Kusurlarımızla barışık olacağımız bir hafta dilerim hepimize.




19 yorum:

  1. Canım benim, çok güzel söylüyorsun. Sen yeter ki sevmeyi bil zaten kusurlar gözüne armağan gibi görünmüyor mu ?
    Sevmekle başlayalım biz , insanı , doğayı yaratılan her varlığı ...
    Sana da mutlu haftalar !

    YanıtlaSil
  2. Tesadüfün bu kadarı emel! bende bu hafta sonu sandık boyamış ve limon kasası olarak kullanmaya karar vermiş poz poz resimlerini çekmiştim:) yakında görürsün blokta!
    senin kusurlu kusursuzların da şahane!
    mutlu pozitif bir hafta dilerim bende sana..

    YanıtlaSil
  3. Yılların bize empoze ettiği bu anlayışı bir anda silebilmek mümkün mü herşeyi başarı odaklı yaparken? özellikle hayatta her en çalışkan, en popüler olmuşken bir şeyleri başaramamak, birşeyi çokça isterken ona ulaşamamak, çabaladıkça yorulmak,yoruldukça amaçtan uzaklaşmak...
    keşke bu wabi-sabi küçükten öğresildeydi bize ama zararın neresinden dönsek kardır di mi...elinize sağlık.
    sevgiler...@cgdmcbn

    YanıtlaSil
  4. wabi-sabi bana göreymiş...
    mutlu haftalar

    YanıtlaSil
  5. ne de güzel yazmışsın Emel. Keşke her şeyi olduğu gibi kabul edebilsek, kusuruyla.
    iyi olduğu kadar kötü yanlarını da katlanabilsek hayatın...
    Sana da güzel haftalar...

    YanıtlaSil
  6. her zaman pozitifliğin ve bakış açınla inanılmaz enerji veriyorsun bana. Ama bugünkü yazın bana göre bugüne kadarki paylaşımlarının en en üstünde. Çoook teşekkürler.
    Ünver

    YanıtlaSil
  7. Çok beğendim bu yazının içeriğini! :) O zaman ben de sevdim kendimi ve evimi, kusurlarıyla... Ohh be haftaya daha güzel başlanamazdı! N.U.R.

    YanıtlaSil
  8. Mutlu haftalar, Herşeyi olduğu gibi kabul etmek insanın kendi ile barışık olduğunu gösterir. Çok güzel bir yazı ile başladık haftaya.

    Teşekkürler

    YanıtlaSil
  9. Kusurlardaki kusursuzluk!!!
    Hem fotoğraflar , hem anlatım!!!

    YanıtlaSil
  10. Emel, zaten öyle güzel çekimler yapıyorsun ki kusurlar bile harika duruyor.
    hayatta da başarabilsek kusurları görmemeyi işte o zaman tamamdır.
    çok sevdim bu günkü paylaşımını. dekorasyon kısmını tamamen geçtim, tam bir ders niteliğinde. çok çok sevgiler...

    YanıtlaSil
  11. sade ve sadece aslında;tıpkı fotoğraflarınızdaki ve yazılarınızdaki siz gibi...

    YanıtlaSil
  12. Canım benim, ne de güzel söylemişsin..
    Öperim severim seni.
    Sana da keyifli haftalar...

    YanıtlaSil
  13. Yazın en az fotoğrafların kadar güzel.
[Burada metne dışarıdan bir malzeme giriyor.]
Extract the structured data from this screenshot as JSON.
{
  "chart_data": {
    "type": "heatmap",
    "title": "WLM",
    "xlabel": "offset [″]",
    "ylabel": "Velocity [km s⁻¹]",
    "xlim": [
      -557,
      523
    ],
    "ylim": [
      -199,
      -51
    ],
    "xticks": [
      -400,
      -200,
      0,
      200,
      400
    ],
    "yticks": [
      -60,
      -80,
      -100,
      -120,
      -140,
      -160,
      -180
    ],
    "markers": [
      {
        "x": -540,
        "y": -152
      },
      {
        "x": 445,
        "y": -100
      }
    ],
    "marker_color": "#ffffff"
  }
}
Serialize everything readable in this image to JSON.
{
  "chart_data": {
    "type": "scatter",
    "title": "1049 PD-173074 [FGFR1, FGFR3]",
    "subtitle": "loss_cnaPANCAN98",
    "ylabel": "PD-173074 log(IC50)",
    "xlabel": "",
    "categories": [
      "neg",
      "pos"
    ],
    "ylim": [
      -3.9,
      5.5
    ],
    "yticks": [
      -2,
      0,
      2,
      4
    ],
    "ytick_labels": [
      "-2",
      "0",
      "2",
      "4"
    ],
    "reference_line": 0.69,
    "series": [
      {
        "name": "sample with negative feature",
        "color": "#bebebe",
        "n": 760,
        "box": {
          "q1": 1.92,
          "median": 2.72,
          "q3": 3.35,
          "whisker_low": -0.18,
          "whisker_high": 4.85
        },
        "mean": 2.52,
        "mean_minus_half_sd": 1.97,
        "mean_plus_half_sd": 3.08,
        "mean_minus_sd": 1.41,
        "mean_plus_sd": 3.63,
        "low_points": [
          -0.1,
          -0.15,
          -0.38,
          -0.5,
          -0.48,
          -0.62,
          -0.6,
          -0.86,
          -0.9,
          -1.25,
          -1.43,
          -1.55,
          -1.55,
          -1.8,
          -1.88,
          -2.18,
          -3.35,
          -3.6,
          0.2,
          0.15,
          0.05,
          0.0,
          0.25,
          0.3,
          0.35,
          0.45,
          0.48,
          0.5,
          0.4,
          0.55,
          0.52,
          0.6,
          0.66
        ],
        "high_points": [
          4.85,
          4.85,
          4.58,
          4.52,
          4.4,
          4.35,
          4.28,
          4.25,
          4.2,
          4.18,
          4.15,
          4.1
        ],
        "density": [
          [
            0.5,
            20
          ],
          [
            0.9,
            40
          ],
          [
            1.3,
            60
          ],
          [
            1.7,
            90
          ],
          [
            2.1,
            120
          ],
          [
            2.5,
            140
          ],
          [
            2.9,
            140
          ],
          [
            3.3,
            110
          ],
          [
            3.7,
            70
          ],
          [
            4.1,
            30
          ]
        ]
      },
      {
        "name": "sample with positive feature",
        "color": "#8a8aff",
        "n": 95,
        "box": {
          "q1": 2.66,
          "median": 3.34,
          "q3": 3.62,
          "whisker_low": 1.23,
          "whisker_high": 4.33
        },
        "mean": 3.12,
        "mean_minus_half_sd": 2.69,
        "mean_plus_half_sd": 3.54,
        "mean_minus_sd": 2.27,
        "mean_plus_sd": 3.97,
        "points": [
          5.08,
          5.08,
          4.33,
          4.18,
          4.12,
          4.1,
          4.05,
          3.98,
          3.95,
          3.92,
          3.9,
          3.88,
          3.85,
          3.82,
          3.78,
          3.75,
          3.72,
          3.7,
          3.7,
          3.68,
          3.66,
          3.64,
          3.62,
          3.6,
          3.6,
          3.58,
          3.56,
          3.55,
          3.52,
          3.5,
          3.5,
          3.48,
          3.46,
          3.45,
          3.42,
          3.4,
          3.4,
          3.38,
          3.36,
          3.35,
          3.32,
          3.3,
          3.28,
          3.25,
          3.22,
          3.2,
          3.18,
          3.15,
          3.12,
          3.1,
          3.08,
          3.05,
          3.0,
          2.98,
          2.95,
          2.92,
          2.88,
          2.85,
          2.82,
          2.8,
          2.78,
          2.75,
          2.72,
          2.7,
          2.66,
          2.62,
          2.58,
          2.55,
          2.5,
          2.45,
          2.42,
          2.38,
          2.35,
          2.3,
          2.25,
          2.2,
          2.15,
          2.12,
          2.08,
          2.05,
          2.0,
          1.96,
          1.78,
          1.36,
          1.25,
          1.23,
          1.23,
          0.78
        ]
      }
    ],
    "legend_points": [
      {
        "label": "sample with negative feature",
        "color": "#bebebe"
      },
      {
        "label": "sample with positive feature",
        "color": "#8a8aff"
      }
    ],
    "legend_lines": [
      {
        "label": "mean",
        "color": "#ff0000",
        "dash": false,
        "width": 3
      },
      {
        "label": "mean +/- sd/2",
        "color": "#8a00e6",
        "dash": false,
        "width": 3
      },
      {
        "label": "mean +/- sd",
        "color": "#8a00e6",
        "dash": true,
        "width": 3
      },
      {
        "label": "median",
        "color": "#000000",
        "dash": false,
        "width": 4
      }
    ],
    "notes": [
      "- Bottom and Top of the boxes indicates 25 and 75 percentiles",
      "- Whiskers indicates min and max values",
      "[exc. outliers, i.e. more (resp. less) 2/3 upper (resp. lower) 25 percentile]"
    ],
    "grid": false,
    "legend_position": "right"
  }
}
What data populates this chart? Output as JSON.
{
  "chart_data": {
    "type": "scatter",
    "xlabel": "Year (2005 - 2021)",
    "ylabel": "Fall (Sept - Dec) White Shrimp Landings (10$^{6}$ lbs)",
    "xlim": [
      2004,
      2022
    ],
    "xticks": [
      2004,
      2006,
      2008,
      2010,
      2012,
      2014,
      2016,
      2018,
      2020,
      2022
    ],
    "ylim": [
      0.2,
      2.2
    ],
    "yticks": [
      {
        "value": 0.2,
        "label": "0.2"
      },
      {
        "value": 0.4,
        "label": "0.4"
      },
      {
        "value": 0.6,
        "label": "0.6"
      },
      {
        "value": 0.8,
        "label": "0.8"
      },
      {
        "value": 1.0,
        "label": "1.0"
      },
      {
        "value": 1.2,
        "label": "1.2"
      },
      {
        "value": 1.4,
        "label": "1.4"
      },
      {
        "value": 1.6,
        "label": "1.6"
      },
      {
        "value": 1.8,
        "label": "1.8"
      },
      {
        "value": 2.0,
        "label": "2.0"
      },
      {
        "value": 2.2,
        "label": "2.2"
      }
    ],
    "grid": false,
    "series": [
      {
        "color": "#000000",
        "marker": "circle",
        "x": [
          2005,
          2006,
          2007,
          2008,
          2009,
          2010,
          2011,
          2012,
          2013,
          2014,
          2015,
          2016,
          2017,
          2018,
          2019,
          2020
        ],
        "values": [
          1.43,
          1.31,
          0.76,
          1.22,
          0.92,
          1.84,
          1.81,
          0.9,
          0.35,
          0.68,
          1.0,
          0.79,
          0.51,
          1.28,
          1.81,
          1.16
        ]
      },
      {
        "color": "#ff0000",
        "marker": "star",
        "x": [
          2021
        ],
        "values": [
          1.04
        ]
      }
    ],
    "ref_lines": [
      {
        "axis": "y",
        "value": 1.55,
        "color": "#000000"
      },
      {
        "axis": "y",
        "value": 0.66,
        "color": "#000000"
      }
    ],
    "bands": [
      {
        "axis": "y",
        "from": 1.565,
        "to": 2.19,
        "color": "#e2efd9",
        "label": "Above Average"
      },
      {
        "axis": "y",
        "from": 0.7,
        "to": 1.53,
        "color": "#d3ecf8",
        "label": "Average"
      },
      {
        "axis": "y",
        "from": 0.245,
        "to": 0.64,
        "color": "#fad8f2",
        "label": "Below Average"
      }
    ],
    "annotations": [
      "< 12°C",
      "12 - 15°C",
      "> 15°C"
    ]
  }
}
Çok doğru tespitler. Tuutum caponları :) ayrıca sebze kasası manyağı olarak bu raf biçimini çok şık buldum.

    YanıtlaSil
  14. Kusurlarıyla sevmiyorsan sevgi değildir zaten iyi haftalarrrr 😘

    YanıtlaSil
  15. Siz mükemmeliyetçi, bense takıntılı diyorum bu duruma :) ne kadar anlamsızca şeyleri takıyoruz aklımıza, bir çizik, bir çıkartılamamış leke, biraz eğrilik, v.s. halbuki yaşamın olduğu yerde hepsi olası. Şimdiki nesil şanslı, bizler müze evlerde büyüdük, onları doğala ve olasıya alıştırmak adına sevdim bu wabi-sabi yi :)))

    YanıtlaSil
  16. Öncelikle tabii herkes nasıl mutluysa öyle yaşasın da mükemmellik adına yapaylık giriyor hayatlarımıza her gün daha çok, ve ben buna çok üzülüyorum, insanın kusursuz bir varlık olmadığını düşünecek olursak varlıkları, eşyaları kusurları ile sevmeyi başarmak en güzeli değil mi :) çok güzel bir yazı olmuş Emel'cim :)

    YanıtlaSil
  17. emel sevmek bu yahu, gerçekten sevmek, YAŞASIN WABİ- SABİ , KAHROLSUN BAĞZI MÜKEMMEL ŞEYLER...
    öpüyorum.

    YanıtlaSil
  18. Anlatım ve fotoğraflar harika! Kusursuz:)) Ellerine sağlık.

    YanıtlaSil
  19. Nasıl kusur bu? Neresi kusur?
    Ahh keşke tüm kusurlar böyle olsa...
    İnsan bir sevsin her şey hallolur değil mi?